Part of that context, she said, is recognizing that water experiences differ dramatically even within the same community.

“You can be 10 miles from one another and have one household on municipal water, one on a private well and another hauling water,” Yerman said. “If you say, ‘We have one solution for this entire community,’ that’s not going to work. We need many different types of solutions, and the pieces in the exhibit reflect that.”

Collage of images of visitors to Arizona Water Innovation exhibit.
Visitors to the Arizona Water Innovation opening event experiencing water in varied ways ranging from virtual reality to sampling water from an atmospheric water harvester. Top right photo by Megan Martin, other photos by Faith Kearns

For Yerman, the most meaningful part of the exhibit is the two short films that play on a loop in the gallery. Yerman and Stinnett traveled the state and talked with dozens of people about their relationship with water.

“Whether people are going fishing or recreating, or are cattle ranchers feeding their herds with grass fed from the monsoons, or are research scientists working on water solutions, everyone has a unique relationship with water,” Yerman said. “We’re all also tied together in a larger (story) of the water that we share. ... Water connects us all.”

Quotes from those interviews line the gallery walls, inviting visitors to see themselves in Arizona’s shared water future.

Sticky notes answering a question about what water means to visitors.
Following the prompt “Water to me means…” visitors added their own thoughts to the exhibit walls. Photo by Anahi Yerman

Collective effort, lasting impact

The rapid production of Arizona Water Innovation was possible only through collaboration. Despite a modest budget, dozens of people volunteered their time and expertise.

“Researchers get so few opportunities to do something like this,” Yerman said. “People were so excited to be part of a project that could immediately benefit the community.”

Small groups stand talking in Arizona Water Innovation exhibit room.
Visitors to the opening event for the Arizona Water Innovation exhibit enjoying the venue.

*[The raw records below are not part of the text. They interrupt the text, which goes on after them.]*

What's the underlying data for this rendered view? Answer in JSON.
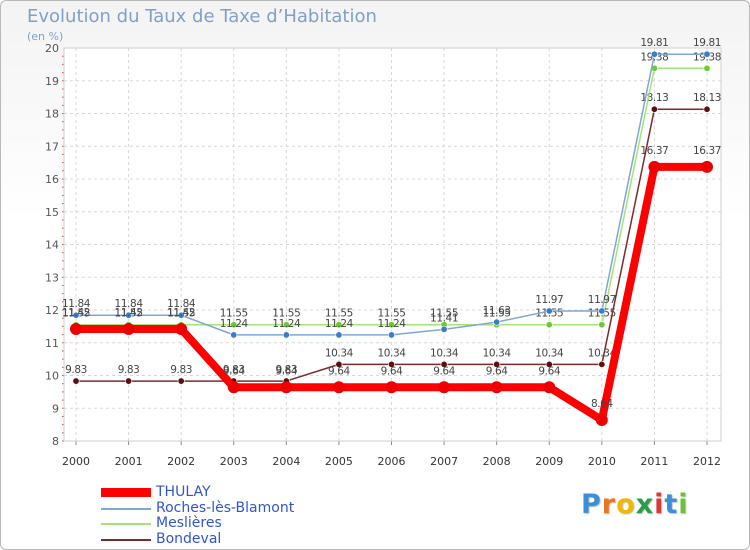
{
  "chart_data": {
    "type": "line",
    "title": "Evolution du Taux de Taxe d’Habitation",
    "ylabel": "(en %)",
    "xlabel": "",
    "ylim": [
      8,
      20
    ],
    "yticks": [
      8,
      9,
      10,
      11,
      12,
      13,
      14,
      15,
      16,
      17,
      18,
      19,
      20
    ],
    "categories": [
      "2000",
      "2001",
      "2002",
      "2003",
      "2004",
      "2005",
      "2006",
      "2007",
      "2008",
      "2009",
      "2010",
      "2011",
      "2012"
    ],
    "grid": true,
    "legend_position": "bottom-left",
    "series": [
      {
        "name": "Bondeval",
        "color": "#7a2a2a",
        "marker": "#5a1010",
        "values": [
          9.83,
          9.83,
          9.83,
          9.83,
          9.83,
          10.34,
          10.34,
          10.34,
          10.34,
          10.34,
          10.34,
          18.13,
          18.13
        ],
        "labels": [
          "9.83",
          "9.83",
          "9.83",
          "9.83",
          "9.83",
          "10.34",
          "10.34",
          "10.34",
          "10.34",
          "10.34",
          "10.34",
          "18.13",
          "18.13"
        ]
      },
      {
        "name": "Meslières",
        "color": "#a6e27a",
        "marker": "#6ccb2e",
        "values": [
          11.55,
          11.55,
          11.55,
          11.55,
          11.55,
          11.55,
          11.55,
          11.55,
          11.55,
          11.55,
          11.55,
          19.38,
          19.38
        ],
        "labels": [
          "11.55",
          "11.55",
          "11.55",
          "11.55",
          "11.55",
          "11.55",
          "11.55",
          "11.55",
          "11.55",
          "11.55",
          "11.55",
          "19.38",
          "19.38"
        ]
      },
      {
        "name": "Roches-lès-Blamont",
        "color": "#7fa8d0",
        "marker": "#3a7dc8",
        "values": [
          11.84,
          11.84,
          11.84,
          11.24,
          11.24,
          11.24,
          11.24,
          11.41,
          11.63,
          11.97,
          11.97,
          19.81,
          19.81
        ],
        "labels": [
          "11.84",
          "11.84",
          "11.84",
          "11.24",
          "11.24",
          "11.24",
          "11.24",
          "11.41",
          "11.63",
          "11.97",
          "11.97",
          "19.81",
          "19.81"
        ]
      },
      {
        "name": "THULAY",
        "color": "#ff0000",
        "marker": "#ee0000",
        "values": [
          11.42,
          11.42,
          11.42,
          9.64,
          9.64,
          9.64,
          9.64,
          9.64,
          9.64,
          9.64,
          8.64,
          16.37,
          16.37
        ],
        "labels": [
          "11.42",
          "11.42",
          "11.42",
          "9.64",
          "9.64",
          "9.64",
          "9.64",
          "9.64",
          "9.64",
          "9.64",
          "8.64",
          "16.37",
          "16.37"
        ]
      }
    ]
  },
  "legend": [
    {
      "name": "THULAY",
      "color": "#ff0000",
      "text_color": "#3355cc"
    },
    {
      "name": "Roches-lès-Blamont",
      "color": "#7fa8d0",
      "text_color": "#3355cc"
    },
    {
      "name": "Meslières",
      "color": "#a6e27a",
      "text_color": "#3355cc"
    },
    {
      "name": "Bondeval",
      "color": "#7a2a2a",
      "text_color": "#3355cc"
    }
  ],
  "logo": {
    "letters": [
      "P",
      "r",
      "o",
      "x",
      "i",
      "t",
      "i"
    ],
    "colors": [
      "#3a8fd8",
      "#e87722",
      "#f2b705",
      "#2a9d4a",
      "#d83a3a",
      "#3a8fd8",
      "#6fbf3a"
    ]
  }
}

Photo by Megan Martin

Even before opening, the exhibit was already having ripple effects. For example, the Arizona Water for All team used the filming process to expand its statewide network of collaborators.

“We added several dozen more people or organizations working toward water solutions to our larger network,” Yerman said. “They’re now connecting with each other, learning from each other and creating more effective programs across the state."

For Arizona Water for All Director and ASU Regents and President's Professor Amber Wutich, the exhibit embodies the team’s vision of connecting research with real-world impact.

“I’m so hopeful about the future of water innovation because in the last 10 years, we’ve made enormous strides in understanding the problem of water insecurity and what sorts of things we can do to solve it,” Wutich said. “Projects like this one bring together sociotechnical solutions, linking technology and community knowledge, to create lasting change.”

Visit the exhibit

Arizona Water Innovation is on display through March 25 at the Innovation Gallery in ASU’s School of Human Evolution and Social Change in Tempe. The exhibit is free and open to the public, with monthly events such as gallery talks and a story slam.

After its run at ASU, the exhibit will tour around Arizona during the summer and later be available online.